「高配当株」への投資はどうなる?銘柄選びと注意点

 2021年の株式市場では、例年以上に「高配当利回り」に関心が集まった印象があります。象徴的な銘柄として日本郵船(9101)が挙げられます。

 株価は年初から一時4.7倍の水準にまで上昇し、年間上昇率(12月15日現在)でも時価総額1,000億円以上の銘柄の中では第2位となっています。第1四半期決算時に配当予想の大幅上方修正を発表、つれて、配当利回りが10%超の水準にまで高まり、活発な配当権利取りの動きにつながりました。

 コーポレートガバナンスに対する意識の高まりを背景に、足元では配当性向を引き上げる動きが強まっています。また、東証再編に伴う株主数の基準の低下によって、今後はクオカードの贈呈を中心に株主優待の実施が減少する可能性が高く、その分、配当に資金が向けられることになるとみられます。

 高配当利回り銘柄の配当水準、並びに、利回り水準は従来と比べて高まっていくと考えられ、第二の「日本郵船」株が多く出現してくる公算も大きいでしょう。
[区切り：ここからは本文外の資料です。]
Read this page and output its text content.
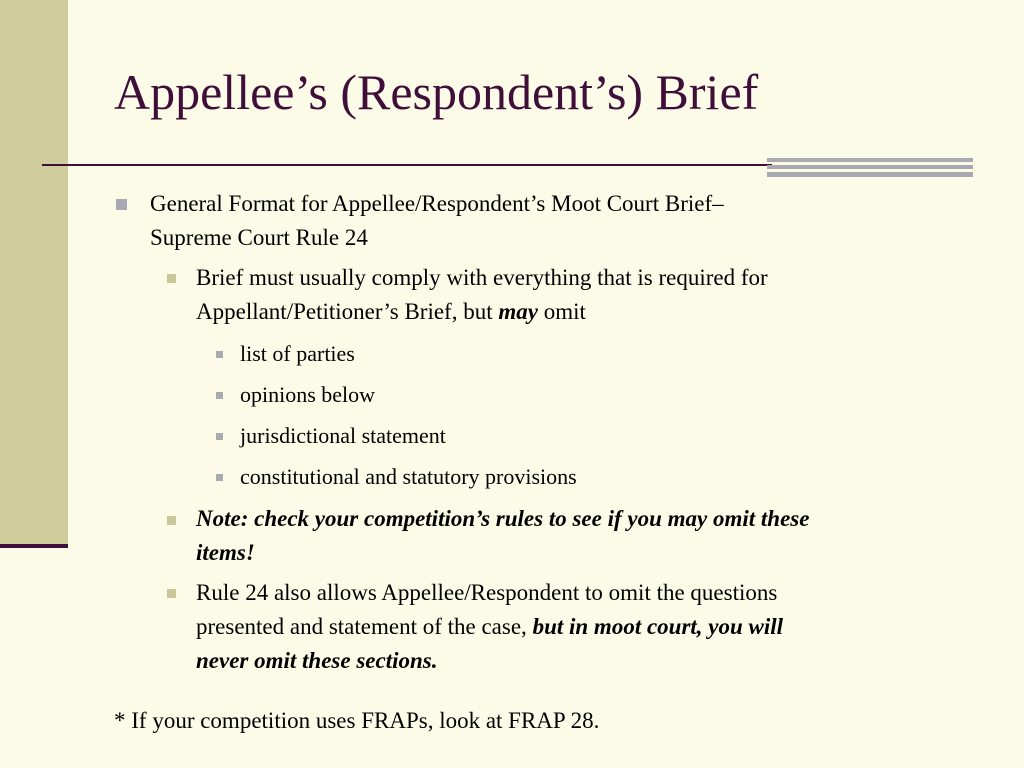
Appellee’s (Respondent’s) Brief
General Format for Appellee/Respondent’s Moot Court Brief–
Supreme Court Rule 24
Brief must usually comply with everything that is required for
Appellant/Petitioner’s Brief, but may omit
list of parties
opinions below
jurisdictional statement
constitutional and statutory provisions
Note: check your competition’s rules to see if you may omit these
items!
Rule 24 also allows Appellee/Respondent to omit the questions
presented and statement of the case, but in moot court, you will
never omit these sections.
* If your competition uses FRAPs, look at FRAP 28.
 一般的に、金利の上昇局面では、グロース株からバリュー株への資金シフトが強まる傾向にあります。つれて、バリュー株と位置付けられる高配当利回り銘柄の株価上昇が期待できることになります。

 2022年は米国で利上げフェーズに入るため、米国長期金利は上昇局面とみられ、高配当利回り銘柄にとっては追い風となる相場環境が予想されます。2022年は相対的に高配当利回りの株価パフォーマンスが良好となるでしょう。
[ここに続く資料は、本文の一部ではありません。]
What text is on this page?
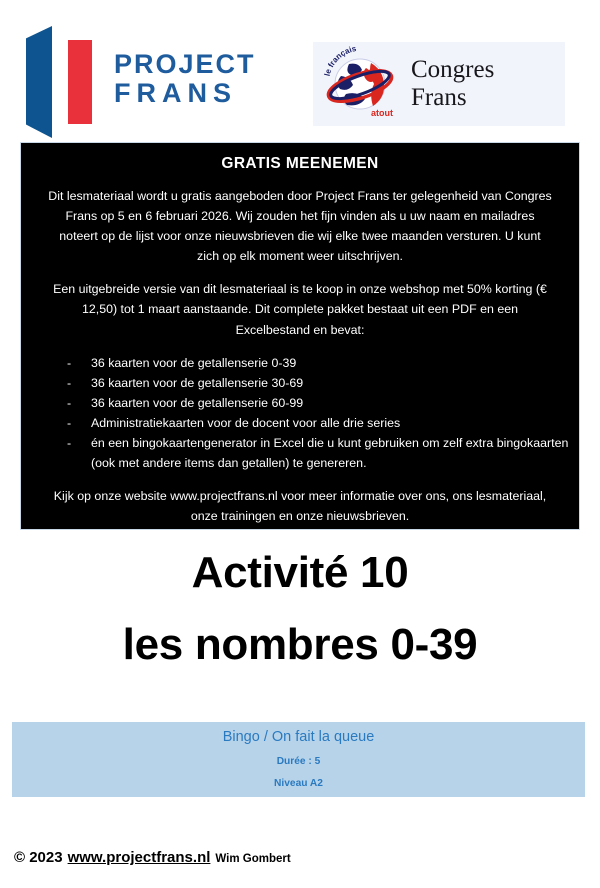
PROJECT
FRANS
le français
atout
Congres
Frans
GRATIS MEENEMEN

Dit lesmateriaal wordt u gratis aangeboden door Project Frans ter gelegenheid van Congres Frans op 5 en 6 februari 2026. Wij zouden het fijn vinden als u uw naam en mailadres noteert op de lijst voor onze nieuwsbrieven die wij elke twee maanden versturen. U kunt zich op elk moment weer uitschrijven.

Een uitgebreide versie van dit lesmateriaal is te koop in onze webshop met 50% korting (€ 12,50) tot 1 maart aanstaande. Dit complete pakket bestaat uit een PDF en een Excelbestand en bevat:

- 36 kaarten voor de getallenserie 0-39
- 36 kaarten voor de getallenserie 30-69
- 36 kaarten voor de getallenserie 60-99
- Administratiekaarten voor de docent voor alle drie series
- én een bingokaartengenerator in Excel die u kunt gebruiken om zelf extra bingokaarten (ook met andere items dan getallen) te genereren.

Kijk op onze website www.projectfrans.nl voor meer informatie over ons, ons lesmateriaal, onze trainingen en onze nieuwsbrieven.

Activité 10
les nombres 0-39
Bingo / On fait la queue
Durée : 5
Niveau A2
© 2023 www.projectfrans.nl Wim Gombert
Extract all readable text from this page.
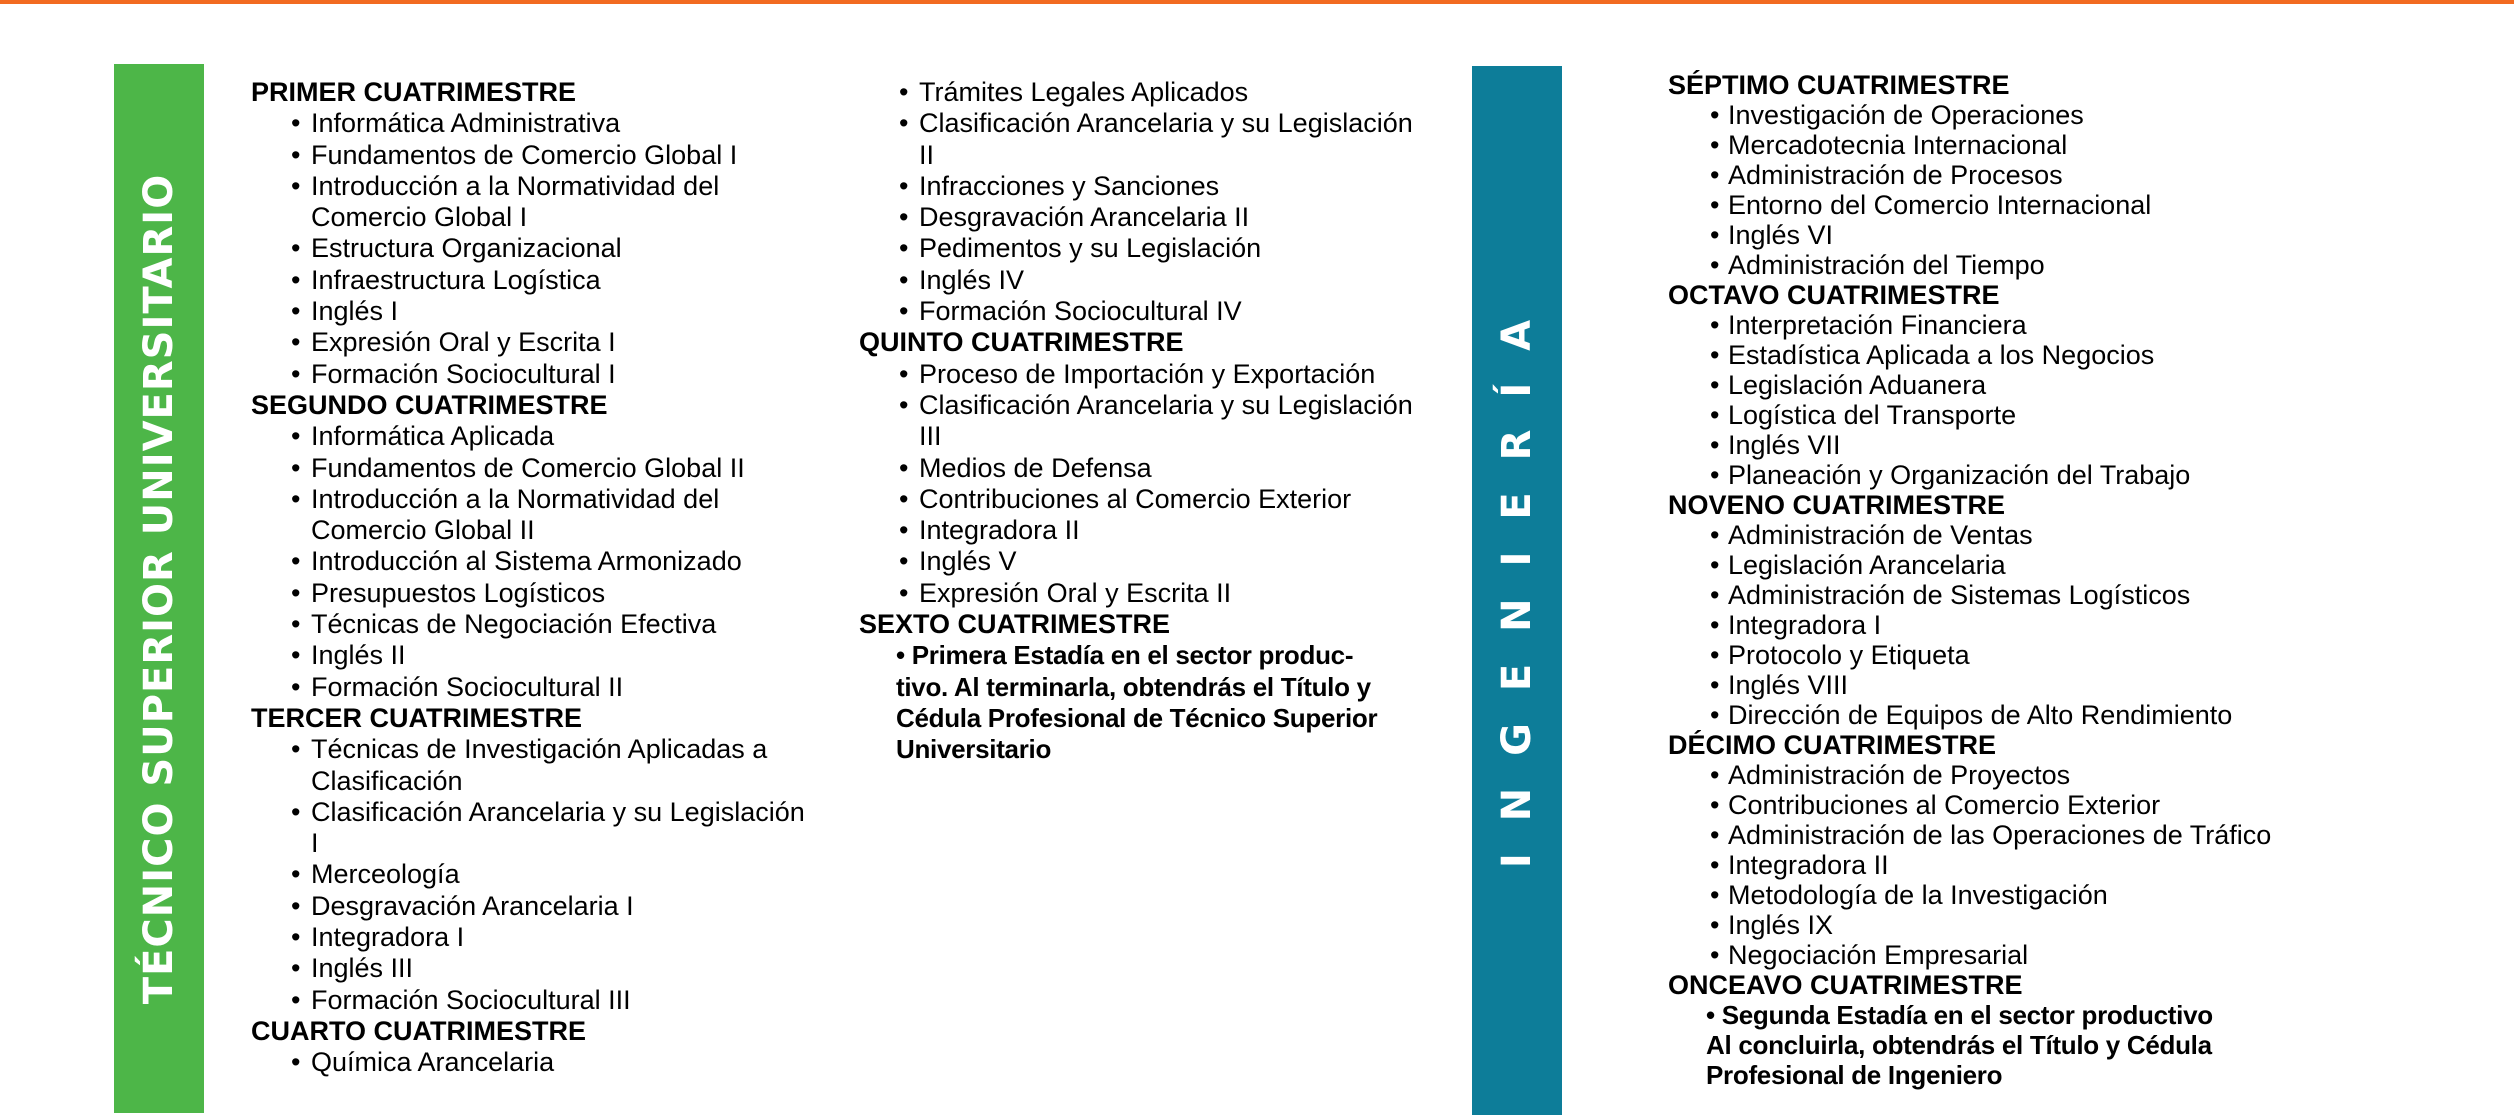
TÉCNICO SUPERIOR UNIVERSITARIO	I N G E N I E R Í A
PRIMER CUATRIMESTRE
• Informática Administrativa
• Fundamentos de Comercio Global I
• Introducción a la Normatividad del Comercio Global I
• Estructura Organizacional
• Infraestructura Logística
• Inglés I
• Expresión Oral y Escrita I
• Formación Sociocultural I
SEGUNDO CUATRIMESTRE
• Informática Aplicada
• Fundamentos de Comercio Global II
• Introducción a la Normatividad del Comercio Global II
• Introducción al Sistema Armonizado
• Presupuestos Logísticos
• Técnicas de Negociación Efectiva
• Inglés II
• Formación Sociocultural II
TERCER CUATRIMESTRE
• Técnicas de Investigación Aplicadas a Clasificación
• Clasificación Arancelaria y su Legislación I
• Merceología
• Desgravación Arancelaria I
• Integradora I
• Inglés III
• Formación Sociocultural III
CUARTO CUATRIMESTRE
• Química Arancelaria
• Trámites Legales Aplicados
• Clasificación Arancelaria y su Legislación II
• Infracciones y Sanciones
• Desgravación Arancelaria II
• Pedimentos y su Legislación
• Inglés IV
• Formación Sociocultural IV
QUINTO CUATRIMESTRE
• Proceso de Importación y Exportación
• Clasificación Arancelaria y su Legislación III
• Medios de Defensa
• Contribuciones al Comercio Exterior
• Integradora II
• Inglés V
• Expresión Oral y Escrita II
SEXTO CUATRIMESTRE
• Primera Estadía en el sector produc-
tivo. Al terminarla, obtendrás el Título y
Cédula Profesional de Técnico Superior
Universitario
SÉPTIMO CUATRIMESTRE
• Investigación de Operaciones
• Mercadotecnia Internacional
• Administración de Procesos
• Entorno del Comercio Internacional
• Inglés VI
• Administración del Tiempo
OCTAVO CUATRIMESTRE
• Interpretación Financiera
• Estadística Aplicada a los Negocios
• Legislación Aduanera
• Logística del Transporte
• Inglés VII
• Planeación y Organización del Trabajo
NOVENO CUATRIMESTRE
• Administración de Ventas
• Legislación Arancelaria
• Administración de Sistemas Logísticos
• Integradora I
• Protocolo y Etiqueta
• Inglés VIII
• Dirección de Equipos de Alto Rendimiento
DÉCIMO CUATRIMESTRE
• Administración de Proyectos
• Contribuciones al Comercio Exterior
• Administración de las Operaciones de Tráfico
• Integradora II
• Metodología de la Investigación
• Inglés IX
• Negociación Empresarial
ONCEAVO CUATRIMESTRE
• Segunda Estadía en el sector productivo
Al concluirla, obtendrás el Título y Cédula
Profesional de Ingeniero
 高配当利回り銘柄にとって減配のインパクトは相対的に大きくなりますが、リスクとして注意したいのは保守的な計画に伴う減配予想です。

 短期的なショック安が想定されますが、中期的には業績上振れとともに増配期待も高まっていくことになるため、高配当利回り銘柄の物色は比較的中長期スタンスが求められるでしょう。

 なお、岸田首相が自社株買いでガイドライン設定の可能性とも最近伝わっており、株式市場全体のネガティブ材料につながるため実現の可能性は低いでしょうが、仮に強行された場合、自社株買い資金は配当水準の引き上げに向けられるものとみられます。